J'aurais deux questions. D'abord, vous dites que vous constatez, en lisant le rapport, que ces amendements de 1996 semblent favoriser une meilleure négociation de conventions collectives parce que, habituellement, quand il n'y a pas d'entente, ce sont les cadres policiers qui se trouvent entre l'employeur et les policiers syndiqués, ce qu'on pourrait dire, d'une manière plus directe, en sandwich entre les deux, finalement. J'aimerais ça vous entendre là-dessus.

Parce que vous avez entendu – je sais que vous étiez présents – la présentation de la CUM, où on nous disait que la négociation était quand même la voie privilégiée. Bon. Ça se peut, des fois, qu'on n'y arrive pas par voie de négociations. C'est la voie privilégiée, mais, quand on n'y arrive pas, bon, vous observez évidemment des situations, vous êtes au coeur de situations qui sont difficiles. Je ne sais pas si vous pouvez témoigner du fait que, par exemple, peut-être qu'il y a eu certains de vos directeurs de corps policiers qui ont été dans des corps de police où la municipalité ou, enfin, ils ont eu recours à la sentence arbitrale. Est-ce que, en termes de dynamique, ça a changé quelque chose?

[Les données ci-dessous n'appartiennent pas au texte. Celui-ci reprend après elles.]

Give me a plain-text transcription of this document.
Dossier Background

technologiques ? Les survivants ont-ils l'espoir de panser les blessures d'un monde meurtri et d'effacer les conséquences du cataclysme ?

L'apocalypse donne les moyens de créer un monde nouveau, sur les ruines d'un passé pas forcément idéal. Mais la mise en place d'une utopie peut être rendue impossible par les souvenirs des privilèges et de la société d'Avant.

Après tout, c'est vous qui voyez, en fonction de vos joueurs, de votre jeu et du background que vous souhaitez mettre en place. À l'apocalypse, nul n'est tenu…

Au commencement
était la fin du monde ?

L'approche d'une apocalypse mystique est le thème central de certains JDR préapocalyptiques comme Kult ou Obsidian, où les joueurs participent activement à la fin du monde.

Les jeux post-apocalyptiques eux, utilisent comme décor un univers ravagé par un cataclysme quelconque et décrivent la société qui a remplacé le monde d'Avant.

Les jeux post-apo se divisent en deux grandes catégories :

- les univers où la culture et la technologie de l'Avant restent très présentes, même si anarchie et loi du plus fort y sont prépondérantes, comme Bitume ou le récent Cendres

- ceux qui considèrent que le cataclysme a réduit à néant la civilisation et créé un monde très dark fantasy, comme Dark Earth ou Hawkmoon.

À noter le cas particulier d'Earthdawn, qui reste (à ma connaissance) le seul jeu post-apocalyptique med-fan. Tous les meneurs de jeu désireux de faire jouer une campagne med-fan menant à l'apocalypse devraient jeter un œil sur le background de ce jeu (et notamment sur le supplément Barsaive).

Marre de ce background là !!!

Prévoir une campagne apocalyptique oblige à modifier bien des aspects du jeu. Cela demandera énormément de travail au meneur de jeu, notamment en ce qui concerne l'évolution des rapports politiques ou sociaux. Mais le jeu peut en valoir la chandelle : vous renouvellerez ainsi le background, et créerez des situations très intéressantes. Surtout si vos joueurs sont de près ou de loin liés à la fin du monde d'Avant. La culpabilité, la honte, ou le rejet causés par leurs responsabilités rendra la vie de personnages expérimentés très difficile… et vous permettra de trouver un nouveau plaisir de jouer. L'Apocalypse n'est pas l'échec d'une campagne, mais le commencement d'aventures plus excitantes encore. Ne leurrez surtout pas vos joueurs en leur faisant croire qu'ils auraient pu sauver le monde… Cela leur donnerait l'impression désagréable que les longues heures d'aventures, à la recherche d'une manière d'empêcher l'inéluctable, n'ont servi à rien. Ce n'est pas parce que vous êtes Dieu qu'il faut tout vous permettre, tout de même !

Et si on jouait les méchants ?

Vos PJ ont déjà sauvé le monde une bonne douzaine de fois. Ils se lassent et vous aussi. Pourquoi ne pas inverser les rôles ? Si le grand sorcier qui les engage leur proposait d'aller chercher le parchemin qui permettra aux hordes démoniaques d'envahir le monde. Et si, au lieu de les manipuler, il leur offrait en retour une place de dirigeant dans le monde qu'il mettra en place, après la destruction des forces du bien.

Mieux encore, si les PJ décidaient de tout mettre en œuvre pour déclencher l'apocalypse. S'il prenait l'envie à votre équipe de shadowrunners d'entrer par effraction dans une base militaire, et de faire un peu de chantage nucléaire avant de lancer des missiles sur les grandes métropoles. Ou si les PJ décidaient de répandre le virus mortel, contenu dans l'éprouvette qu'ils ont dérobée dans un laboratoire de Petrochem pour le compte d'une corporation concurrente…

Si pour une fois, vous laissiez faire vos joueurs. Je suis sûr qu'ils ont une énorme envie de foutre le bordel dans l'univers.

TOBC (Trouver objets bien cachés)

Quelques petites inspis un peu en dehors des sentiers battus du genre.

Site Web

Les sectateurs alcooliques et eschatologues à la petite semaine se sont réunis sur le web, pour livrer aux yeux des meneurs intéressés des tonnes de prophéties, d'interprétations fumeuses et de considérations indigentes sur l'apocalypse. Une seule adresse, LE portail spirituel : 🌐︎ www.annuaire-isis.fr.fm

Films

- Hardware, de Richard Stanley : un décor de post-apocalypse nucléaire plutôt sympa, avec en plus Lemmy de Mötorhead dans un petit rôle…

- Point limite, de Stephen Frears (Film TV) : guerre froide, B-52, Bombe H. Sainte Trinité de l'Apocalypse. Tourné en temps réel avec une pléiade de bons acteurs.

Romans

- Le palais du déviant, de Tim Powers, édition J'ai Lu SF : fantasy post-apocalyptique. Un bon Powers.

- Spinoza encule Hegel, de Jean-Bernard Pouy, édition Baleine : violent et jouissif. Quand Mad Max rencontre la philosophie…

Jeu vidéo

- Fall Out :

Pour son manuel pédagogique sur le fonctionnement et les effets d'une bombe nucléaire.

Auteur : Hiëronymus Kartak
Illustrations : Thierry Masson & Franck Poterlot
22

L'autre question que j'aimerais vous poser, parce que vous terminez là-dessus en disant... Dans le fond, vous posez la question: Est-ce que l'objectif, quant à la rémunération des policiers, pompiers, ne devrait pas être le plafonnement à leurs coûts actuels? J'aimerais ça vous entendre là-dessus parce que, que le point de départ ou le point d'arrivée soit le plafonnement des coûts de main-d'oeuvre, en général, ça n'aide pas beaucoup, ça, à des négociations. Il y a quand même trois critères qui ont été inclus dans la loi: de tenir compte de l'équité à l'intérieur, à l'extérieur – j'en fait un résumé, là – des considérations économiques. Est-ce qu'il faut fixer une barre comme celle-là de plafonner les coûts? Je vous lance la question.

La Présidente (Mme Carrier-Perreault): M. Audy.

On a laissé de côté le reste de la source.